According to senior government officials who spoke to the Globe and Mail, “discussions were held with Jody Wilson-Raybould when she was justice minister and attorney-general on options in the case of SNC-Lavalin Group Inc., including shelving a corruption and fraud prosecution to help workers who could be affected if the company were convicted.”
The Prime Minister has publicly denied that his office “directed” Wilson-Raybould, the former AG, but continues to dodge most reporters’ questions. Trudeau has also skipped out on question period during this time, while former AG Jody Wilson-Raybould has stuck to her client confidentiality and has refused to speak candidly to the public.
The lack of transparency to all Canadians has led both the NDP and Conservative party leaders to call for either an ethics investigation or an emergency meeting with the Parliamentary Justice Committee in order to question multiple members of the Liberal government.
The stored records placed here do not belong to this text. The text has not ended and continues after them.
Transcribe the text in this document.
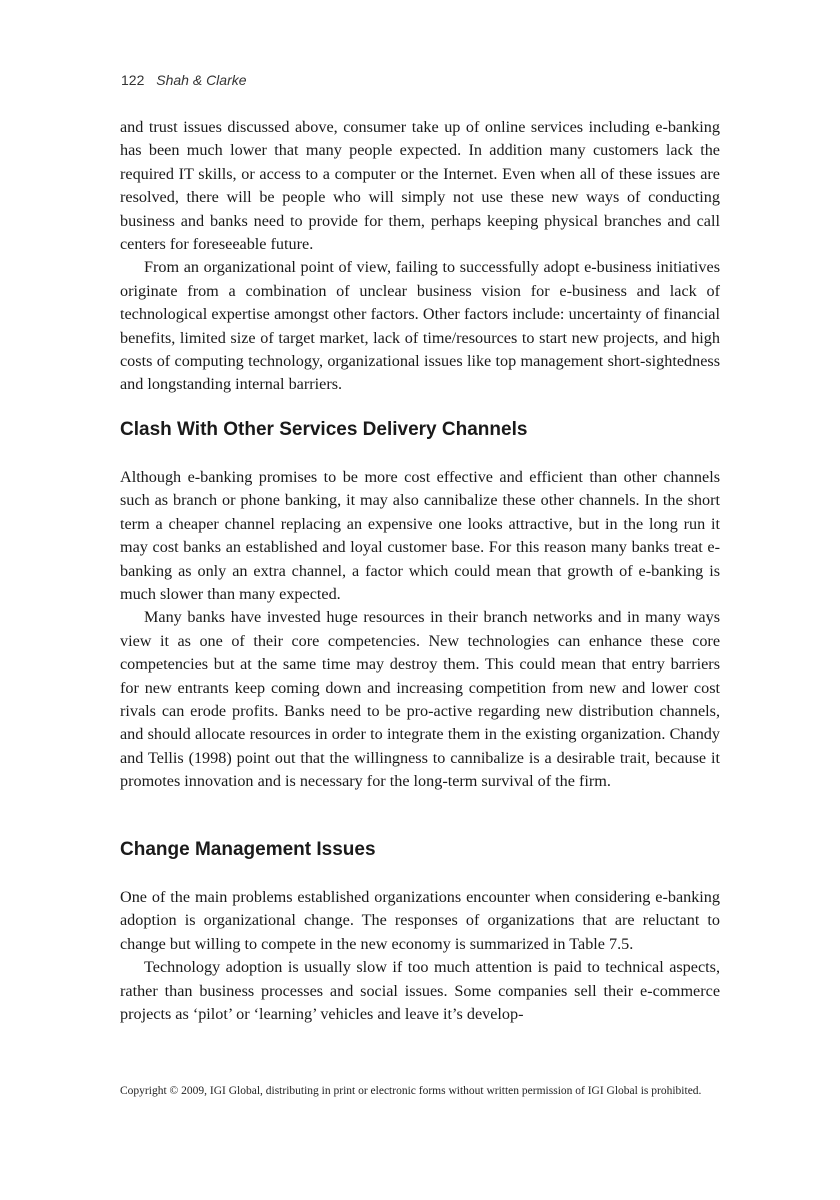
122 Shah & Clarke

and trust issues discussed above, consumer take up of online services including e-banking has been much lower that many people expected. In addition many customers lack the required IT skills, or access to a computer or the Internet. Even when all of these issues are resolved, there will be people who will simply not use these new ways of conducting business and banks need to provide for them, perhaps keeping physical branches and call centers for foreseeable future.

From an organizational point of view, failing to successfully adopt e-business initiatives originate from a combination of unclear business vision for e-business and lack of technological expertise amongst other factors. Other factors include: uncertainty of financial benefits, limited size of target market, lack of time/resources to start new projects, and high costs of computing technology, organizational issues like top management short-sightedness and longstanding internal barriers.

Clash With Other Services Delivery Channels

Although e-banking promises to be more cost effective and efficient than other channels such as branch or phone banking, it may also cannibalize these other channels. In the short term a cheaper channel replacing an expensive one looks attractive, but in the long run it may cost banks an established and loyal customer base. For this reason many banks treat e-banking as only an extra channel, a factor which could mean that growth of e-banking is much slower than many expected.

Many banks have invested huge resources in their branch networks and in many ways view it as one of their core competencies. New technologies can enhance these core competencies but at the same time may destroy them. This could mean that entry barriers for new entrants keep coming down and increasing competition from new and lower cost rivals can erode profits. Banks need to be pro-active regarding new distribution channels, and should allocate resources in order to integrate them in the existing organization. Chandy and Tellis (1998) point out that the willingness to cannibalize is a desirable trait, because it promotes innovation and is necessary for the long-term survival of the firm.

Change Management Issues

One of the main problems established organizations encounter when considering e-banking adoption is organizational change. The responses of organizations that are reluctant to change but willing to compete in the new economy is summarized in Table 7.5.

Technology adoption is usually slow if too much attention is paid to technical aspects, rather than business processes and social issues. Some companies sell their e-commerce projects as ‘pilot’ or ‘learning’ vehicles and leave it’s develop-

Copyright © 2009, IGI Global, distributing in print or electronic forms without written permission of IGI Global is prohibited.
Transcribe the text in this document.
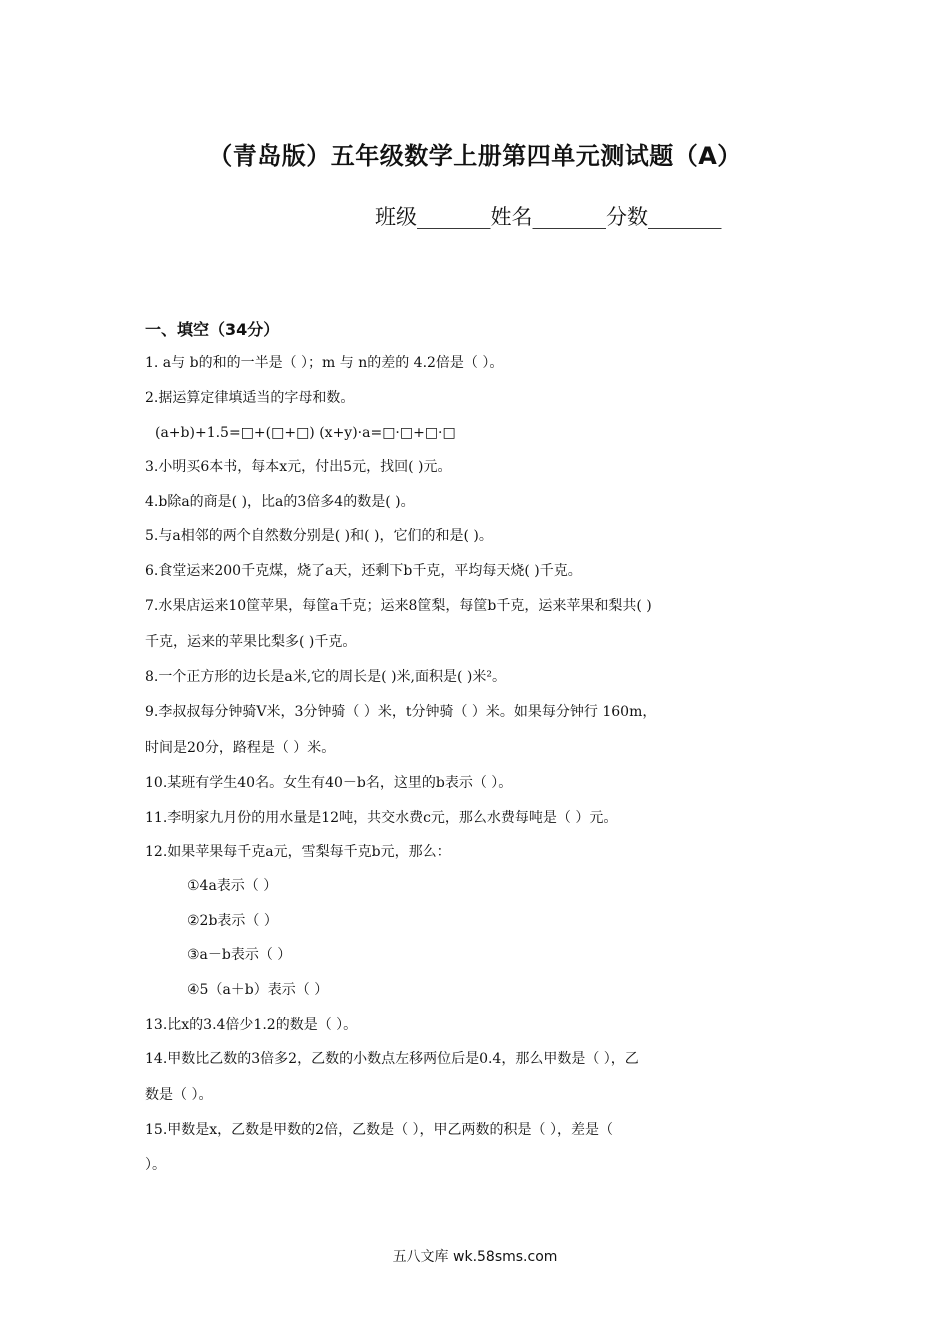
（青岛版）五年级数学上册第四单元测试题（A）
班级_______姓名_______分数_______
一、填空（34分）
1. a与 b的和的一半是（ ）；m 与 n的差的 4.2倍是（ ）。
2.据运算定律填适当的字母和数。
(a+b)+1.5=□+(□+□) (x+y)·a=□·□+□·□
3.小明买6本书，每本x元，付出5元，找回( )元。
4.b除a的商是( )，比a的3倍多4的数是( )。
5.与a相邻的两个自然数分别是( )和( )，它们的和是( )。
6.食堂运来200千克煤，烧了a天，还剩下b千克，平均每天烧( )千克。
7.水果店运来10筐苹果，每筐a千克；运来8筐梨，每筐b千克，运来苹果和梨共( )
千克，运来的苹果比梨多( )千克。
8.一个正方形的边长是a米,它的周长是( )米,面积是( )米²。
9.李叔叔每分钟骑V米，3分钟骑（ ）米，t分钟骑（ ）米。如果每分钟行 160m，
时间是20分，路程是（ ）米。
10.某班有学生40名。女生有40－b名，这里的b表示（ ）。
11.李明家九月份的用水量是12吨，共交水费c元，那么水费每吨是（ ）元。
12.如果苹果每千克a元，雪梨每千克b元，那么：
①4a表示（ ）
②2b表示（ ）
③a－b表示（ ）
④5（a＋b）表示（ ）
13.比x的3.4倍少1.2的数是（ ）。
14.甲数比乙数的3倍多2，乙数的小数点左移两位后是0.4，那么甲数是（ ），乙
数是（ ）。
15.甲数是x，乙数是甲数的2倍，乙数是（ ），甲乙两数的积是（ ），差是（
）。
五八文库 wk.58sms.com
On top of this, the father of former Attorney General has publicly called out the Trudeau government on Facebook, before doing an interview with Maclean’s noting that her daughter had been “kicked in the teeth”.
With such an intense scandal, one can’t help but recall the words of a younger and less political Trudeau, who once quipped, “It’s hard not to feel disappointed in your government when every day there is a new scandal.”
Now, it feels like that in Canada. In fact, it feels even worse than that.
In this moment, many Canadians have the genuine feeling that our government is covering up a scandal.
The fact that an Attorney General was “pressed” into potentially dropping a criminal investigation, and when she refused, she was fired. Soon after that, a new AG was approved. If that isn’t worthy of interest, I don’t know what is.
With Canadians, the opposition, and the media asking questions, we have been left with nothing but a quick, dismissive response. There has been no proof and certainly no serious commitments to look into the matter.
This case is truly serious and underpins some of the most basic beliefs Canadians adhere to in our legal system as well as our political system. If the Prime Minister, his party, or his cabinet practice what they preach regarding transparency, then they should openly welcome a public investigation into this matter.
Nothing less will suffice for the Canadian people.